By David Gross
The London Stock Exchange recently announced that telecom providers and vendors can now buy co-lo cabinets within its data centers. This will allow market data providers, and others selling services to traders, access to the facility.
The LSE Group's Exchange Hosting service was launched last year to provide traders running algos extremely low latency access to the exchange's matching engines. The NYSE offers a similar service to traders in its recently opened Mahwah, NJ data center. However, unlike that facility and Equinix's NY4 Secaucus, NJ building, which is a very popular co-lo spot for U.S. traders, the LSE data center is located right in Central London.

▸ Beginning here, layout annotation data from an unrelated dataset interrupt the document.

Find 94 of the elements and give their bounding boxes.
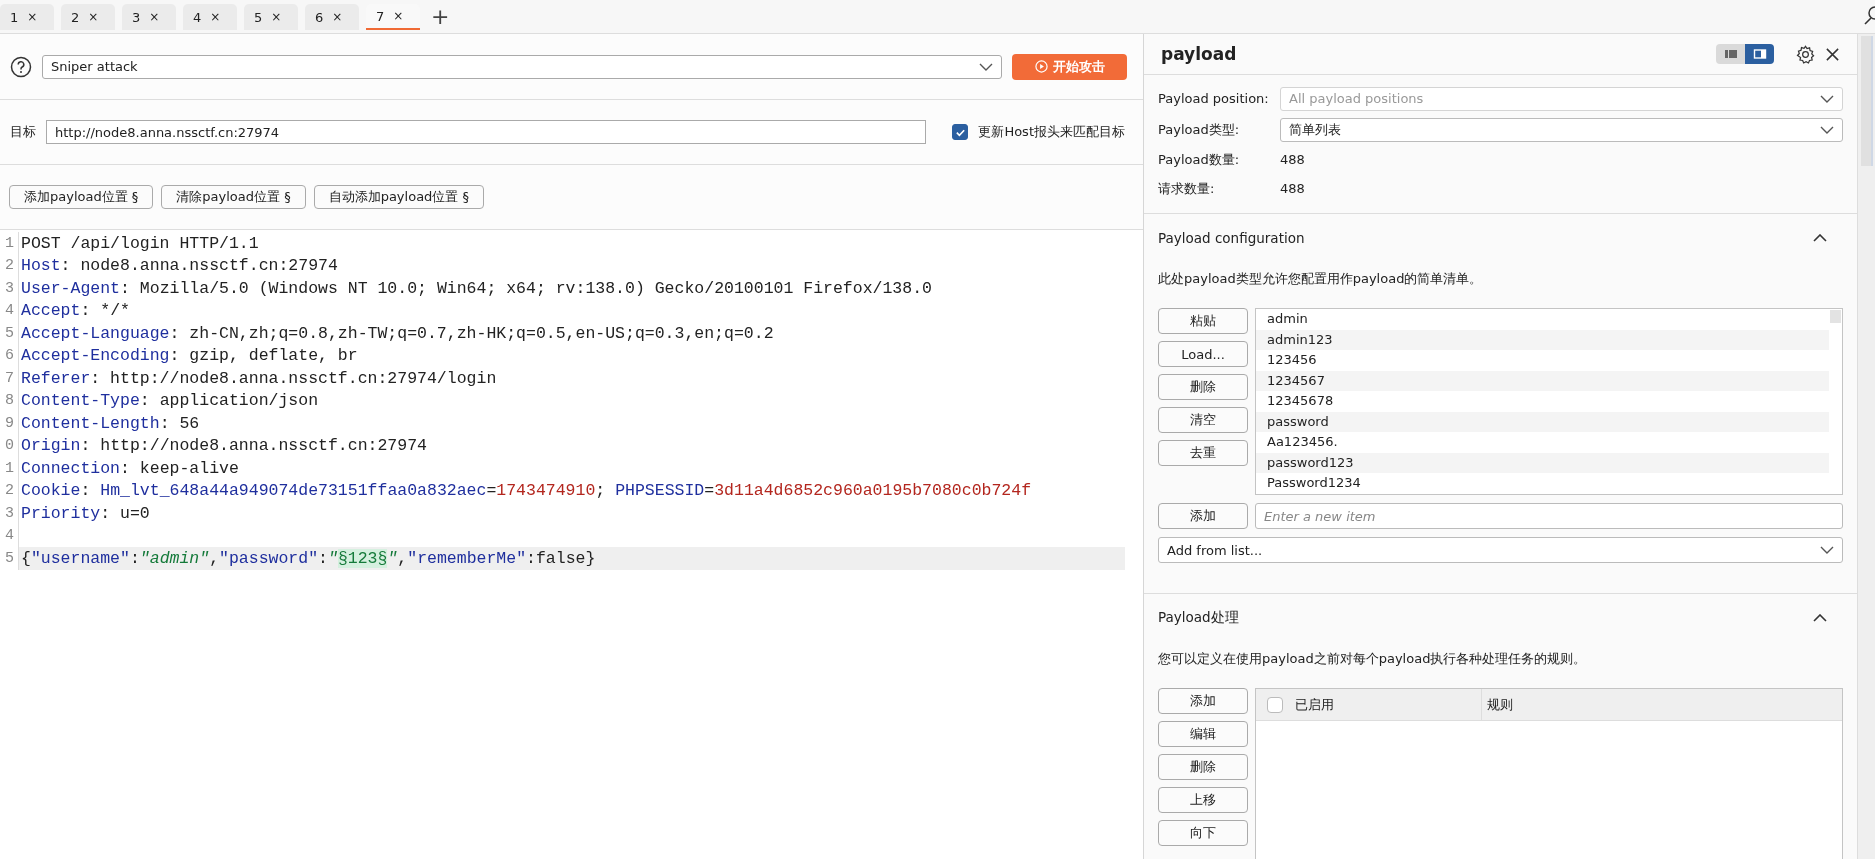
settings-icon[interactable] — [1796, 44, 1815, 64]
chevron-up-icon[interactable] — [1813, 234, 1827, 242]
line-number: 0 — [0, 434, 19, 457]
list-action-button[interactable]: Load... — [1158, 341, 1248, 367]
chevron-down-icon — [1820, 546, 1834, 554]
new-item-field[interactable]: Enter a new item — [1255, 503, 1843, 529]
line-number: 8 — [0, 389, 19, 412]
request-tab[interactable]: 5 × — [244, 4, 298, 30]
code-line: Host: node8.anna.nssctf.cn:27974 — [20, 255, 339, 277]
chevron-down-icon — [979, 62, 993, 71]
line-number: 1 — [0, 232, 19, 255]
request-tab[interactable]: 1 × — [0, 4, 54, 30]
code-line: User-Agent: Mozilla/5.0 (Windows NT 10.0; Win64; x64; rv:138.0) Gecko/20100101 Firefox/138.0 — [20, 277, 933, 300]
payload-item[interactable]: 12345678 — [1256, 391, 1829, 412]
line-number: 9 — [0, 412, 19, 435]
payload-item[interactable]: 123456 — [1256, 350, 1829, 371]
code-line: Priority: u=0 — [20, 502, 151, 525]
attack-type-select[interactable]: Sniper attack — [42, 54, 1002, 79]
count-value: 488 — [1280, 152, 1305, 167]
payload-select[interactable]: 简单列表 — [1280, 117, 1843, 142]
payload-item[interactable]: 1234567 — [1256, 370, 1829, 391]
line-number: 4 — [0, 524, 19, 547]
rule-action-button[interactable]: 向下 — [1158, 820, 1248, 846]
chevron-up-icon[interactable] — [1813, 614, 1827, 622]
payload-position-button[interactable]: 清除payload位置 § — [161, 185, 306, 209]
payload-item[interactable]: Password1234 — [1256, 473, 1829, 494]
rule-action-button[interactable]: 上移 — [1158, 787, 1248, 813]
target-label: 目标 — [10, 123, 36, 141]
add-from-list-select[interactable]: Add from list... — [1158, 537, 1843, 563]
chevron-down-icon — [1820, 94, 1834, 103]
line-number: 7 — [0, 367, 19, 390]
list-action-button[interactable]: 去重 — [1158, 440, 1248, 466]
panel-title: payload — [1161, 44, 1238, 64]
payload-position-button[interactable]: 添加payload位置 § — [9, 185, 154, 209]
target-field[interactable]: http://node8.anna.nssctf.cn:27974 — [46, 120, 927, 144]
request-tab[interactable]: 4 × — [183, 4, 237, 30]
search-icon[interactable] — [1863, 6, 1875, 26]
column-header: 已启用 — [1295, 695, 1334, 714]
rule-action-button[interactable]: 添加 — [1158, 688, 1248, 714]
line-number: 1 — [0, 457, 19, 480]
rule-action-button[interactable]: 编辑 — [1158, 721, 1248, 747]
add-tab-button[interactable]: + — [431, 4, 450, 29]
count-value: 488 — [1280, 181, 1305, 196]
checkbox[interactable] — [1267, 696, 1283, 713]
code-line: Accept-Language: zh-CN,zh;q=0.8,zh-TW;q=0.7,zh-HK;q=0.5,en-US;q=0.3,en;q=0.2 — [20, 322, 775, 345]
section-title: Payload configuration — [1158, 230, 1305, 246]
request-tab[interactable]: 3 × — [122, 4, 176, 30]
code-line: Content-Length: 56 — [20, 412, 201, 435]
payload-item[interactable]: admin123 — [1256, 329, 1829, 350]
payload-item[interactable]: admin — [1256, 309, 1829, 330]
section-title: Payload处理 — [1158, 609, 1239, 627]
list-layout-icon[interactable] — [1716, 44, 1745, 64]
checkbox-label: 更新Host报头来匹配目标 — [978, 123, 1125, 141]
payload-item[interactable]: Aa123456. — [1256, 432, 1829, 453]
code-line: POST /api/login HTTP/1.1 — [20, 232, 260, 255]
line-number: 5 — [0, 322, 19, 345]
side-panel-layout-icon[interactable] — [1745, 44, 1774, 64]
request-tab[interactable]: 2 × — [61, 4, 115, 30]
list-action-button[interactable]: 清空 — [1158, 407, 1248, 433]
add-item-button[interactable]: 添加 — [1158, 503, 1248, 529]
section-description: 您可以定义在使用payload之前对每个payload执行各种处理任务的规则。 — [1158, 650, 1588, 668]
section-description: 此处payload类型允许您配置用作payload的简单清单。 — [1158, 270, 1484, 288]
help-icon[interactable] — [10, 55, 32, 78]
field-label: Payload position: — [1158, 91, 1270, 106]
payload-item[interactable]: password — [1256, 411, 1829, 432]
close-icon[interactable] — [1825, 46, 1840, 62]
column-header: 规则 — [1486, 695, 1513, 714]
field-label: Payload数量: — [1158, 150, 1241, 169]
line-number: 4 — [0, 299, 19, 322]
scrollbar-thumb[interactable] — [1860, 36, 1873, 166]
request-tab[interactable]: 6 × — [305, 4, 359, 30]
line-number: 6 — [0, 344, 19, 367]
line-number: 3 — [0, 277, 19, 300]
field-label: 请求数量: — [1158, 179, 1216, 198]
list-action-button[interactable]: 粘贴 — [1158, 308, 1248, 334]
line-number: 2 — [0, 479, 19, 502]
code-line: Accept-Encoding: gzip, deflate, br — [20, 345, 359, 367]
code-line: Origin: http://node8.anna.nssctf.cn:27974 — [20, 435, 428, 457]
rule-action-button[interactable]: 删除 — [1158, 754, 1248, 780]
line-number: 2 — [0, 254, 19, 277]
checkbox[interactable] — [952, 124, 969, 140]
code-line: Accept: */* — [20, 300, 131, 322]
payload-item[interactable]: password123 — [1256, 452, 1829, 473]
scrollbar-thumb[interactable] — [1830, 310, 1841, 323]
code-line: Connection: keep-alive — [20, 457, 240, 480]
code-line: Referer: http://node8.anna.nssctf.cn:27974/login — [20, 367, 498, 390]
code-line: Cookie: Hm_lvt_648a44a949074de73151ffaa0a832aec=1743474910; PHPSESSID=3d11a4d6852c960a0195b7080c0b724f — [20, 480, 1033, 502]
line-number: 3 — [0, 502, 19, 525]
code-line: Content-Type: application/json — [20, 390, 320, 412]
field-label: Payload类型: — [1158, 120, 1241, 139]
play-icon — [1034, 60, 1048, 73]
list-action-button[interactable]: 删除 — [1158, 374, 1248, 400]
chevron-down-icon — [1820, 125, 1834, 134]
payload-position-button[interactable]: 自动添加payload位置 § — [313, 185, 484, 209]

Slough, which sits just on the other side of the M25 from Heathrow Airport, is the U.K.'s suburban data center equivalent to Northern New Jersey for financial traders. Equinix (EQIX) has been working with Intel and trading firm Quanthouse to bring British traders into its LD4 facility in Slough. To some extent, this Equinix Financial Exchange out by Heathrow competes with the LSE center, which could have pressured the stock exchange to open its data center to a greater base of participants.
In addition to the LSE, Interxion offers a Central London data center for algorithmic and low-latency traders. Unlike Manhattan buildings such as 60 Hudson and 111 8th Avenue, these are not big carrier hotels, but traditional co-location facilities. So the battle between Central London and Slough will be interesting to watch, especially with Equinix making such a large bet on its suburban facility.